At a Glance

  • John Proctor, an innocent man accused of witchcraft by his former lover Abigail.
  • Elizabeth Proctor, John's wife, who is convicted of witchcraft but spared by the court when it's found that she's pregnant.
  • Abigail Williams, Reverend Parris' niece, who accuses John and Elizabeth of witchcraft as revenge for being fired.
  • Mary Warren, one of Abigail's friends, who tries to tell the truth.
  • Reverend Parris, who finds the group of girls dancing naked in the forest.
  • Tituba, a slave found dancing with the girls.

Characters Discussed

(Great Characters in Literature)

Abigail Williams

Abigail Williams, a strikingly beautiful seventeen-year-old. She is willful and a flirt. Her rebellion against society is expressed in her wayward behavior, which she transforms into a witch scare by going into fits and stimulating and coercing her girlfriends to do likewise. Abigail senses that the community of Salem, Massachusetts, is uneasy, that it suffers from societal tensions, and that it is prepared to believe that its internal divisions are the result of witchcraft. Abigail and her minions charge many of the most prominent people in Salem with practicing witchcraft.


Tituba, a black servant from Barbados who introduces Abigail and her friends to certain superstitious practices. It is her confession that leads to the witchcraft scare.

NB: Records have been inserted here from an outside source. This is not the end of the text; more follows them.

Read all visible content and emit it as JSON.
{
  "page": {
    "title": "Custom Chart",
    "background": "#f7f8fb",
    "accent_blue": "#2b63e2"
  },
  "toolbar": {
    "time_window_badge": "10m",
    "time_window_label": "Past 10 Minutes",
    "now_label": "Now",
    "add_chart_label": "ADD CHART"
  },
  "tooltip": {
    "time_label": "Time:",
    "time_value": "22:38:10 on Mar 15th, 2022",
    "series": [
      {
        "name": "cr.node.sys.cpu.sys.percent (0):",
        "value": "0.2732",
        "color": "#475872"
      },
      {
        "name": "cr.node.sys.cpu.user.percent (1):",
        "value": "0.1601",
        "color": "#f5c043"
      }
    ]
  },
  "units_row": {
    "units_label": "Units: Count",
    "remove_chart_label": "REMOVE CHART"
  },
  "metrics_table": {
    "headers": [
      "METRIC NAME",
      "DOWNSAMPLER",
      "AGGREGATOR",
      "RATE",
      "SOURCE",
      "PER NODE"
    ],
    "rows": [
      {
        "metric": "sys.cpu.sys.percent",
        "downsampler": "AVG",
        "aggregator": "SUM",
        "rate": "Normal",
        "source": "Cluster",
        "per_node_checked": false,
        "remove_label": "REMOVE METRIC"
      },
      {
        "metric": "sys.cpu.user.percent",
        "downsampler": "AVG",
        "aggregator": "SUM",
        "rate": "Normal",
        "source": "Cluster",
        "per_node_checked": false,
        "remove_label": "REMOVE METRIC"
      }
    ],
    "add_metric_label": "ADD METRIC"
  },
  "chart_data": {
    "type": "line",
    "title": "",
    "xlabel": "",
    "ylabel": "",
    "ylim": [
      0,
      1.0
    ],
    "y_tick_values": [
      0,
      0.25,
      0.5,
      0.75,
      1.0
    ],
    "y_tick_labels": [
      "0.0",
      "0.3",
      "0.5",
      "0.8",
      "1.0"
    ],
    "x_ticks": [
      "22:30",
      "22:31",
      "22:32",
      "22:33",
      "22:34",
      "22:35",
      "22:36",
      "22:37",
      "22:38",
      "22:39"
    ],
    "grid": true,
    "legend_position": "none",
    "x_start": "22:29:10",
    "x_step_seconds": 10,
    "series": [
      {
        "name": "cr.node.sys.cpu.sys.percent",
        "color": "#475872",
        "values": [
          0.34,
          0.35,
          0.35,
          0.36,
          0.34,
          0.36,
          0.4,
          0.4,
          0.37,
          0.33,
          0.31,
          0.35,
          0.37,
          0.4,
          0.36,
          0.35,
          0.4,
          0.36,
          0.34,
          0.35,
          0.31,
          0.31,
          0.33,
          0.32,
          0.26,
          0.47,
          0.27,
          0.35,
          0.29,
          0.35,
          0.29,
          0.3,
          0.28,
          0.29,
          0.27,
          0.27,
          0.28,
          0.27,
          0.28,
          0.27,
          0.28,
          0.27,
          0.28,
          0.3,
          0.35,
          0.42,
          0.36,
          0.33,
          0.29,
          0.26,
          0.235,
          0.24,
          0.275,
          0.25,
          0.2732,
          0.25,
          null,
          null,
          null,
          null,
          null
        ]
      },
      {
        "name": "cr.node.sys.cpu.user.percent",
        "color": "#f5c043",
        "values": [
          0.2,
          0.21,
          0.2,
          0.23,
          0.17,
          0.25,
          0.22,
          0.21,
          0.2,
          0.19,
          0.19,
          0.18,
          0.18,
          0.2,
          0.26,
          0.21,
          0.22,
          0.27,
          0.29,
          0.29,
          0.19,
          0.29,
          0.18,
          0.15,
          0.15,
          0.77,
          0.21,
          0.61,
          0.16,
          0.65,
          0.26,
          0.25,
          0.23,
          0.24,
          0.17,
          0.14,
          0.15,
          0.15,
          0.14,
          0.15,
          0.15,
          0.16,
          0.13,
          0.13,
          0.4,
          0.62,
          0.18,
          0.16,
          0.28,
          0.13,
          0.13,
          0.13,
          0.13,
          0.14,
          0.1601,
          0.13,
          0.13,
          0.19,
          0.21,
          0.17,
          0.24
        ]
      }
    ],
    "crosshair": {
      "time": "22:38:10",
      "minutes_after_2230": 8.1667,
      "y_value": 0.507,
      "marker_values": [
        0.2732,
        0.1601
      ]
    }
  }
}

The Reverend Samuel Parris

The Reverend Samuel Parris, a stiff, intolerant man who is at first nonplussed by the eccentric behavior of the girls. Soon, however, he turns their antics into an indictment of the community. Interpreting their hysterical fits as sure signs of witchcraft, he exploits them to whip his congregation into line. Finding the witches becomes a way for this pious and credulous man to assert his authority.

John Proctor

John Proctor, a man who had a brief affair with Abigail. He does not believe that her fits are caused by the devil. Although he is estranged from his wife, who knows of his liaison with Abigail, Proctor resists Abigail’s advances, knowing that the consequence will be that he and his wife will stand accused of witchcraft.

Elizabeth Proctor

Elizabeth Proctor, John’s estranged and unforgiving wife. Although her husband has admitted his lapse into sin and is thereafter faithful to his wife, his relationship with Abigail always stands between them. As husband and wife, however, they maintain their integrity and refuse to confess to the false accusation of witchcraft, even though their protestations of innocence result in a death sentence.

Giles Corey

Giles Corey, one of Salem’s prominent citizens who opposes the charges of witchcraft and then is accused himself. Rather than admitting to a false accusation, he endures the torture of being crushed to death.

The Reverend John Hale

The Reverend John Hale, an expert in matters of witchcraft. He comes to Salem to set up the trials.

Thomas Putnam

Thomas Putnam, a prominent Salem citizen and an argumentative man who turns his quarrels with his neighbors into a hunt for witches.

Mary Warren

Mary Warren, one of Abigail’s friends. She tries to tell the truth, that the girls were only feigning possession by witches, but she loses courage when Abigail intimidates her.

Rebecca Nurse

Rebecca Nurse, one of the most devout residents of Salem. Despite her piousness, she is accused of witchcraft. Her conviction illustrates how widespread the hysteria and paranoia of the community have become.

Judge Hathorne

Judge Hathorne, the hanging judge of the Salem witchcraft trials. Hathorne has little sympathy for the accused and takes his responsibility quite seriously.